LA RELIGIONE NELLA GRECIA ANTICA
Si suole dividere la religione dell'antica Grecia in tre fasi:
preomerica, omerica e post-omerica. Per come si presenta in
età storica, appare nel complesso di tipo non primitivo, ma fissata
già in seguito a un'elaborazione interna che affonda le radici in un
periodo lontano e oscuro. Indubbiamente essa fu il prodotto della
fusione tra la cultura dei popoli invasori ario-europei con quella
mediterranea. In Grecia non si ebbe una vera e propria letteratura
sacra; tuttavia le fonti per uno studio della religione greca si
trovano nella letteratura, nei miti, nell'archeologia, nellepigrafia
ecc. Così, per esempio, Omero, Esiodo, i poeti elegiaci, i lirici e i
tragici offrono materiale prezioso. L'autorità religiosa era
esercitata dal popolo, che delegava a sorte propri rappresentanti
a svolgere le sacre cerimonie; le uniche classi sacerdotali furono
quelle rappresentate dai sacerdoti di Zeus. Le pratiche cultuali
consistevano in cerimonie di espiazione, di purificazione, in
sacrifici, in offerte ecc. I sacrifici potevano essere cruenti e
incruenti; nel primo caso agli Dei olimpi si sacrificavano animali
bianchi, e a quelli ctoni (terrestri) neri. Nonostante la comunanza
di credenze, il particolarismo delle polis greche si fece sentire
anche nella religione, sì che ogni polis predilesse determinate
divinità: solo l'oracolo di Delfi assunse carattere nazionale.
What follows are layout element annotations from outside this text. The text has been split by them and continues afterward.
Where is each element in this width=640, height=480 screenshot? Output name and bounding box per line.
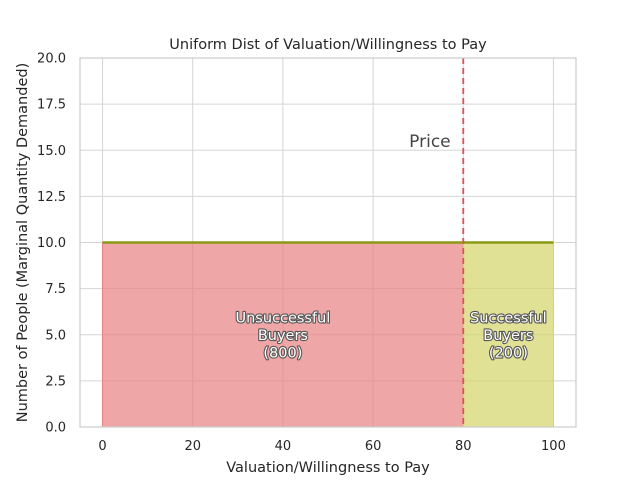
lines (102, 58, 554, 427)
y-tick-label: 0.0 (45, 421, 66, 436)
y-tick-label: 12.5 (37, 190, 66, 205)
ticks: 0 20 40 60 80 100 0.0 2.5 5.0 7.5 10.0 12.5 15.0 17.5… (37, 52, 566, 455)
x-tick-label: 60 (365, 439, 382, 454)
x-tick-label: 20 (184, 439, 201, 454)
price-label: Price (409, 132, 450, 152)
x-tick-label: 0 (98, 439, 106, 454)
y-tick-label: 2.5 (45, 374, 66, 389)
y-tick-label: 7.5 (45, 282, 66, 297)
x-axis-label: Valuation/Willingness to Pay (226, 460, 430, 476)
x-tick-label: 40 (275, 439, 292, 454)
x-tick-label: 100 (541, 439, 566, 454)
annotations: Price Unsuccessful Buyers (800) Successful Bu… (234, 132, 547, 362)
y-tick-label: 20.0 (37, 52, 66, 67)
regions (102, 242, 554, 428)
successful-buyers-label: Successful Buyers (200) (470, 310, 547, 361)
successful-buyers-area (462, 242, 554, 428)
chart-title: Uniform Dist of Valuation/Willingness to… (169, 37, 487, 53)
y-tick-label: 15.0 (37, 144, 66, 159)
y-tick-label: 10.0 (37, 236, 66, 251)
unsuccessful-buyers-label: Unsuccessful Buyers (800) (235, 310, 330, 361)
plot-frame (79, 57, 577, 428)
unsuccessful-buyers-area (102, 242, 464, 428)
y-tick-label: 5.0 (45, 328, 66, 343)
y-tick-label: 17.5 (37, 98, 66, 113)
x-tick-label: 80 (455, 439, 472, 454)
y-axis-label: Number of People (Marginal Quantity Dema… (15, 63, 31, 422)
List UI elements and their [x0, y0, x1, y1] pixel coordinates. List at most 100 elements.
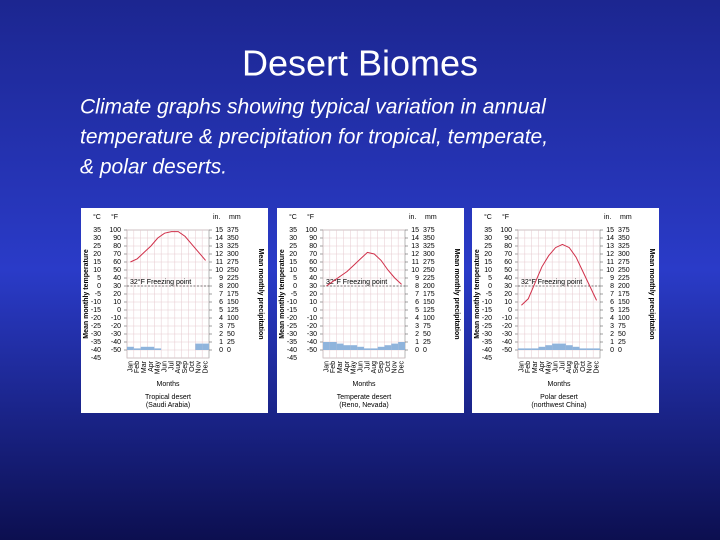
y-tick-label: -45: [482, 355, 492, 362]
y-tick-label: -20: [111, 323, 121, 330]
x-axis-label: Months: [353, 381, 376, 388]
y-tick-label: 100: [109, 227, 121, 234]
x-tick-label: Oct: [385, 361, 392, 372]
precip-bar: [384, 345, 392, 350]
y-tick-label: -40: [482, 347, 492, 354]
y-tick-label: 35: [289, 227, 297, 234]
x-tick-label: Dec: [398, 361, 405, 374]
y2-tick-label: 15: [411, 227, 419, 234]
precip-bar: [552, 343, 559, 350]
unit-label: mm: [620, 214, 632, 221]
y-tick-label: 0: [508, 307, 512, 314]
y-tick-label: -10: [482, 299, 492, 306]
y2-tick-label: 0: [423, 347, 427, 354]
y-tick-label: 5: [97, 275, 101, 282]
x-tick-label: Jan: [518, 361, 525, 372]
y2-tick-label: 1: [219, 339, 223, 346]
y-tick-label: 20: [93, 251, 101, 258]
body-line: Climate graphs showing typical variation…: [80, 96, 547, 119]
y-tick-label: 0: [97, 283, 101, 290]
y-tick-label: 20: [309, 291, 317, 298]
y2-tick-label: 150: [618, 299, 630, 306]
caption: Temperate desert: [337, 394, 392, 401]
y2-tick-label: 2: [219, 331, 223, 338]
y-tick-label: -5: [291, 291, 297, 298]
precip-bar: [391, 343, 399, 350]
y-tick-label: 20: [289, 251, 297, 258]
precip-bar: [370, 348, 378, 350]
y2-axis-label: Mean monthly precipitation: [453, 248, 460, 339]
y2-tick-label: 7: [219, 291, 223, 298]
y2-tick-label: 300: [227, 251, 239, 258]
y2-tick-label: 4: [610, 315, 614, 322]
y2-tick-label: 25: [618, 339, 626, 346]
caption-location: (northwest China): [531, 402, 586, 409]
precip-bar: [559, 343, 566, 350]
y-tick-label: 70: [309, 251, 317, 258]
y-tick-label: -30: [307, 331, 317, 338]
y2-tick-label: 13: [606, 243, 614, 250]
y-tick-label: -30: [91, 331, 101, 338]
precip-bar: [579, 348, 587, 350]
y-tick-label: -40: [91, 347, 101, 354]
y-tick-label: -10: [307, 315, 317, 322]
precip-bar: [518, 348, 525, 350]
y2-tick-label: 375: [423, 227, 435, 234]
x-tick-label: Dec: [202, 361, 209, 374]
unit-label: in.: [604, 214, 611, 221]
y2-tick-label: 7: [610, 291, 614, 298]
caption-location: (Saudi Arabia): [146, 402, 190, 409]
unit-label: °F: [502, 213, 509, 221]
precip-bar: [524, 348, 532, 350]
y2-tick-label: 100: [618, 315, 630, 322]
precip-bar: [364, 348, 371, 350]
y-tick-label: -20: [502, 323, 512, 330]
precip-bar: [357, 346, 364, 350]
y2-tick-label: 75: [423, 323, 431, 330]
precip-bar: [586, 348, 594, 350]
y2-tick-label: 150: [423, 299, 435, 306]
precip-bar: [154, 348, 162, 350]
y-tick-label: 40: [504, 275, 512, 282]
y-tick-label: 20: [484, 251, 492, 258]
y2-tick-label: 9: [610, 275, 614, 282]
y2-tick-label: 325: [227, 243, 239, 250]
y-tick-label: 40: [113, 275, 121, 282]
y2-tick-label: 5: [219, 307, 223, 314]
y2-tick-label: 200: [227, 283, 239, 290]
x-tick-label: Feb: [330, 361, 337, 373]
precip-bar: [336, 343, 344, 350]
temperature-line: [130, 231, 206, 263]
precip-bar: [343, 345, 351, 350]
y-tick-label: 70: [504, 251, 512, 258]
y-tick-label: -10: [111, 315, 121, 322]
body-line: temperature & precipitation for tropical…: [80, 126, 548, 149]
precip-bar: [593, 348, 600, 350]
y2-tick-label: 350: [423, 235, 435, 242]
y2-tick-label: 3: [610, 323, 614, 330]
y2-tick-label: 225: [423, 275, 435, 282]
y-tick-label: -45: [287, 355, 297, 362]
unit-label: °F: [111, 213, 118, 221]
unit-label: in.: [409, 214, 416, 221]
y2-tick-label: 3: [415, 323, 419, 330]
precip-bar: [350, 345, 358, 350]
y-tick-label: 30: [289, 235, 297, 242]
y-axis-label: Mean monthly temperature: [83, 249, 90, 339]
y2-tick-label: 50: [423, 331, 431, 338]
y-tick-label: -35: [482, 339, 492, 346]
y-tick-label: 80: [504, 243, 512, 250]
y2-tick-label: 175: [227, 291, 239, 298]
y-tick-label: 10: [504, 299, 512, 306]
y-tick-label: -25: [482, 323, 492, 330]
x-tick-label: Nov: [392, 361, 399, 374]
y2-tick-label: 100: [227, 315, 239, 322]
y2-tick-label: 325: [423, 243, 435, 250]
y2-tick-label: 300: [423, 251, 435, 258]
y-tick-label: 30: [93, 235, 101, 242]
y2-tick-label: 12: [606, 251, 614, 258]
y2-tick-label: 0: [219, 347, 223, 354]
y-tick-label: 70: [113, 251, 121, 258]
y-tick-label: -40: [307, 339, 317, 346]
x-tick-label: May: [546, 361, 553, 375]
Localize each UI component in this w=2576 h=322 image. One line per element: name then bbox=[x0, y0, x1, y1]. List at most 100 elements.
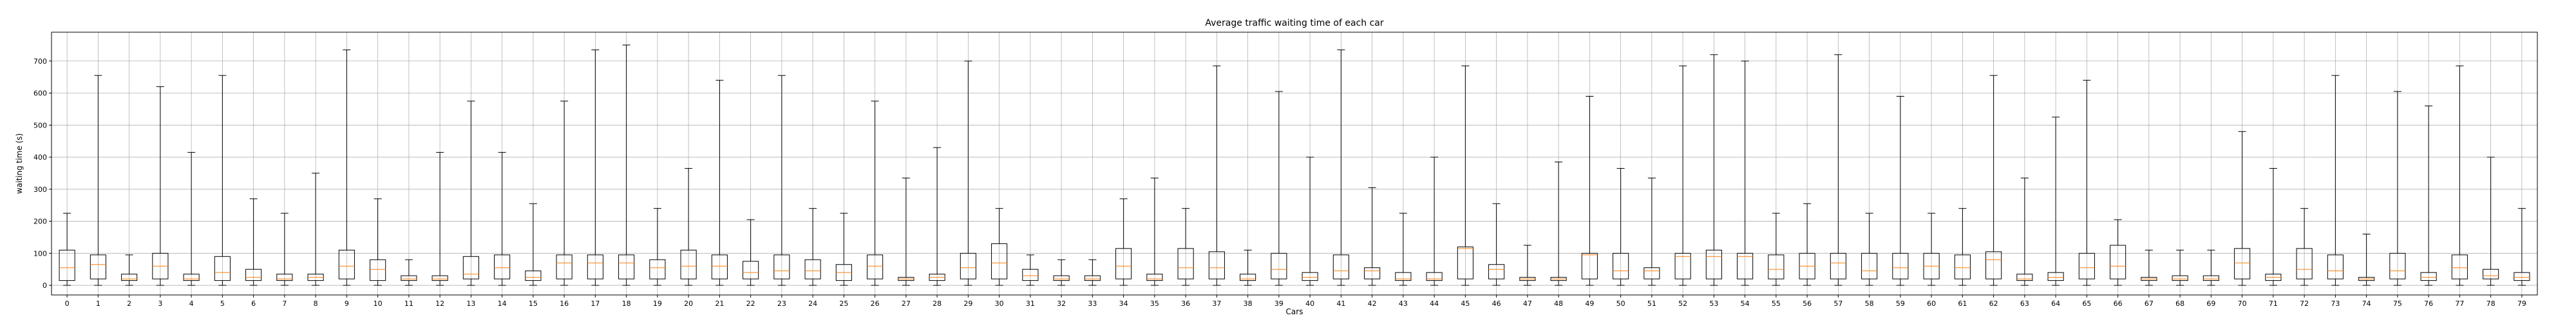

Accanto alla religione greca ufficiale, vi fu però sempre un tipo di
religiosità che potremmo definire "popolare" e che sfociò poi nei
misteri. Nello studio della religione greca appare evidente un
rapporto tra religione e Stato, si può dire che la religione greca finì
insieme alla polis: alla decadenza politica dunque si accompagnò
anche quella religiosa. Il cristianesimo trovò un terreno adatto per
la sua diffusione, ma accanto a esso si mantennero pur sempre
alcune forme mitologiche, specie tra le più superstiziose genti di
campagna. Oggi la maggior parte della popolazione greca
appartiene alla Chiesa ortodossa (97%), che fa capo a un
arcivescovo residente ad Atene. Il rimanente 3% è da spartire tra
cattolici, musulmani, protestanti e monofisiti. Ottime sono le
relazioni dei cattolici con gli ortodossi.